Tumour lysis syndrome (TLS): Patients with high tumour burden and rapidly proliferative tumour may be at increased risk of TLS. Appropriate measures/prophylaxis in accordance with local guidelines should be taken prior to treatment with Polivy. Patients should be monitored closely for TLS during treatment with Polivy.
Infusion-related reactions: Polivy can cause IRRs, including severe cases. Delayed IRRs as late as 24 hours after receiving Polivy have occurred. An antihistamine and antipyretic should be administered prior to the administration of Polivy, and patients should be monitored closely throughout the infusion. If an IRR occurs, the infusion should be interrupted and appropriate medical management should be instituted (see Dosage & Administration).
Embryo-foetal toxicity: Based on the mechanism of action and nonclinical studies, Polivy can be harmful to the foetus when administered to a pregnant woman (see Pharmacology: Toxicology: Preclinical safety data under Actions). Pregnant women should be advised regarding risk to the foetus.

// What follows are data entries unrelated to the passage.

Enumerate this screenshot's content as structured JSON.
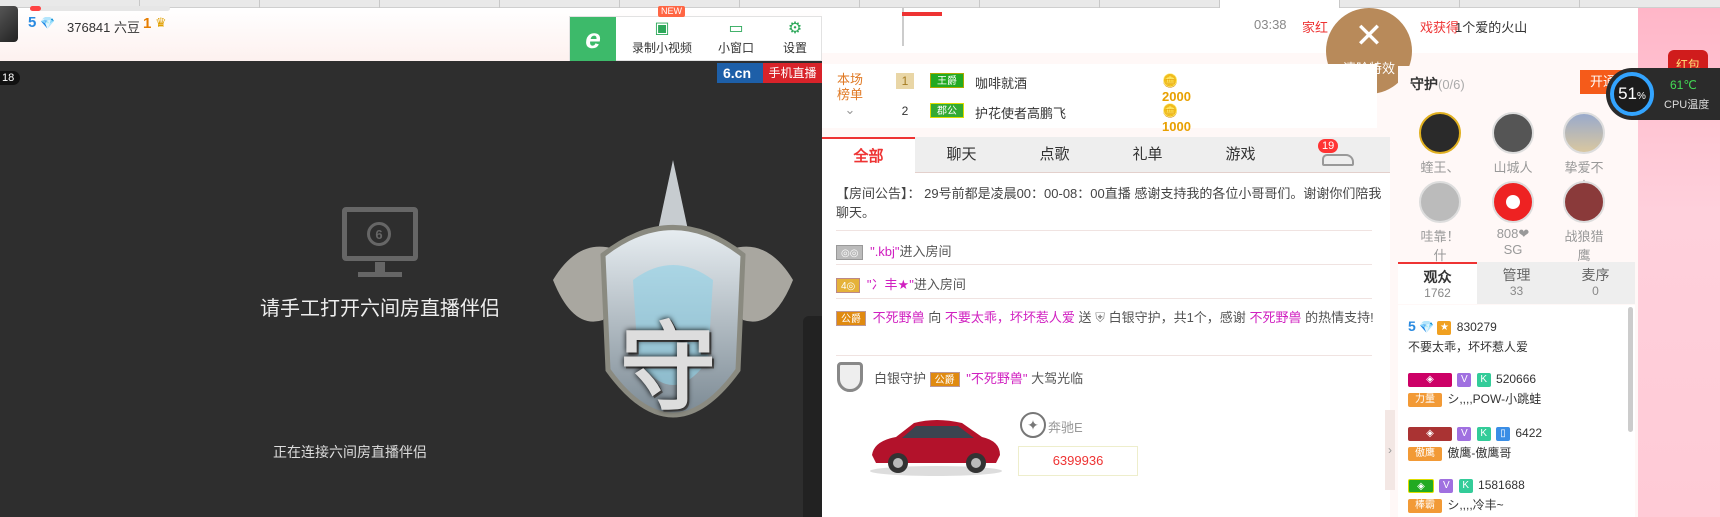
{
  "header": {
    "rich_level": "5",
    "beans": "376841 六豆",
    "charm_level": "1"
  },
  "toolbar": {
    "new_badge": "NEW",
    "record_video": "录制小视频",
    "mini_window": "小窗口",
    "settings": "设置"
  },
  "video": {
    "time_badge": "18",
    "logo": "6.cn",
    "logo_sub": "手机直播",
    "monitor_num": "6",
    "open_message": "请手工打开六间房直播伴侣",
    "connecting_message": "正在连接六间房直播伴侣",
    "emblem_char": "守"
  },
  "top_notice": {
    "time": "03:38",
    "text_red": "家红",
    "text_red2": "戏获得",
    "text": "1个爱的火山"
  },
  "clear_effects": {
    "label": "清除特效"
  },
  "rank": {
    "label": "本场榜单",
    "rows": [
      {
        "num": "1",
        "badge": "王爵",
        "name": "咖啡就酒",
        "score": "2000"
      },
      {
        "num": "2",
        "badge": "郡公",
        "name": "护花使者高鹏飞",
        "score": "1000"
      }
    ]
  },
  "chat_tabs": [
    "全部",
    "聊天",
    "点歌",
    "礼单",
    "游戏"
  ],
  "car_badge": "19",
  "chat": {
    "announcement": "【房间公告】： 29号前都是凌晨00：00-08：00直播 感谢支持我的各位小哥哥们。谢谢你们陪我聊天。",
    "enter1_name": "\".kbj\"",
    "enter1_text": "进入房间",
    "enter2_name": "\"冫丰★\"",
    "enter2_text": "进入房间",
    "gift_user": "不死野兽",
    "gift_to": "向",
    "gift_target": "不要太乖，坏坏惹人爱",
    "gift_send": "送",
    "gift_item": "白银守护，共1个，感谢",
    "gift_thanks_user": "不死野兽",
    "gift_thanks": "的热情支持!",
    "guard_label": "白银守护",
    "guard_user": "\"不死野兽\"",
    "guard_arrive": "大驾光临",
    "car_name": "奔驰E",
    "car_id": "6399936",
    "badge_gong": "公爵"
  },
  "guard": {
    "title": "守护",
    "count": "(0/6)",
    "open_label": "开通",
    "members": [
      "蝰王、",
      "山城人",
      "挚爱不太",
      "哇靠！什",
      "808❤SG",
      "战狼猎鹰"
    ]
  },
  "audience_tabs": [
    {
      "label": "观众",
      "count": "1762"
    },
    {
      "label": "管理",
      "count": "33"
    },
    {
      "label": "麦序",
      "count": "0"
    }
  ],
  "audience": [
    {
      "level": "5",
      "id": "830279",
      "name": "不要太乖，坏坏惹人爱"
    },
    {
      "badge": "力量",
      "id": "520666",
      "name": "シ,,,,POW-小跳蛙"
    },
    {
      "badge": "傲鹰",
      "id": "6422",
      "name": "傲鹰-傲鹰哥"
    },
    {
      "badge": "棒霸",
      "id": "1581688",
      "name": "シ,,,,冷丰~"
    }
  ],
  "right_edge": {
    "red_packet": "红包",
    "cpu_percent": "51",
    "cpu_percent_sign": "%",
    "cpu_temp": "61℃",
    "cpu_label": "CPU温度"
  },
  "colors": {
    "accent": "#e33333",
    "toolbar_green": "#3dba6a",
    "clear_fx": "#b88a5a",
    "cpu_ring": "#33a4ff"
  }
}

Women of childbearing potential should be advised to use effective contraception during treatment with Polivy and for at least 9 months after the last dose (see Use in Pregnancy & Lactation). Male patients with female partners of childbearing potential should be advised to use effective contraception during treatment with Polivy and for at least 6 months after the last dose (see Use in Pregnancy & Lactation).
Fertility: In non-clinical studies, polatuzumab vedotin has resulted in testicular toxicity, and may impair male reproductive function and fertility (see Pharmacology: Toxicology: Preclinical safety data under Actions). Therefore, men being treated with Polivy are advised to have sperm samples preserved and stored before treatment (see Use in Pregnancy & Lactation).

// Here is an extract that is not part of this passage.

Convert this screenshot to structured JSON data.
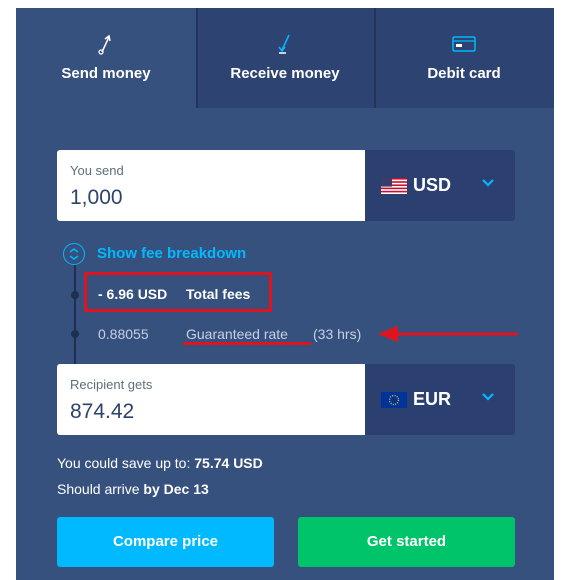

Hepatic toxicity: Serious cases of hepatic toxicity that were consistent with hepatocellular injury, including elevations of transaminases and/or bilirubin, have occurred in patients treated with Polivy (see Adverse Reactions). Pre-existing liver disease, elevated baseline liver enzymes, and concomitant medicinal products may increase the risk. Liver enzymes and bilirubin level should be monitored (see Dosage & Administration).
Excipients: This medicinal product contains less than 1 mmol sodium (23 mg) per dose, that is to say essentially 'sodium-free'.
Effects on ability to drive and use machines: Polivy has minor influence on the ability to drive and use machines. IRRs, PN, fatigue, and dizziness may occur during treatment with Polivy (see as previously mentioned and Adverse Reactions).
Use in the Elderly: Among 435 previously untreated DLBCL patients treated with Polivy in combination with R-CHP in Study GO39942, 227 (52.2%) were ≥ 65 years of age. Patients aged ≥ 65 had an incidence of serious adverse reactions of 39.2% and 28.4% in patients aged < 65. A similar incidence of serious adverse reactions was seen in elderly patients in the R-CHOP treatment arm.
Among 151 previously treated DLBCL patients treated with Polivy in combination with bendamustine and rituximab (BR) in Study GO29365, 103 (68%) were ≥65 years of age. Patients aged ≥65 had a similar incidence of serious adverse reactions (55%) to patients aged <65 (56%). Clinical studies of Polivy did not include sufficient numbers of patients aged ≥65 to determine whether they respond differently from younger patients.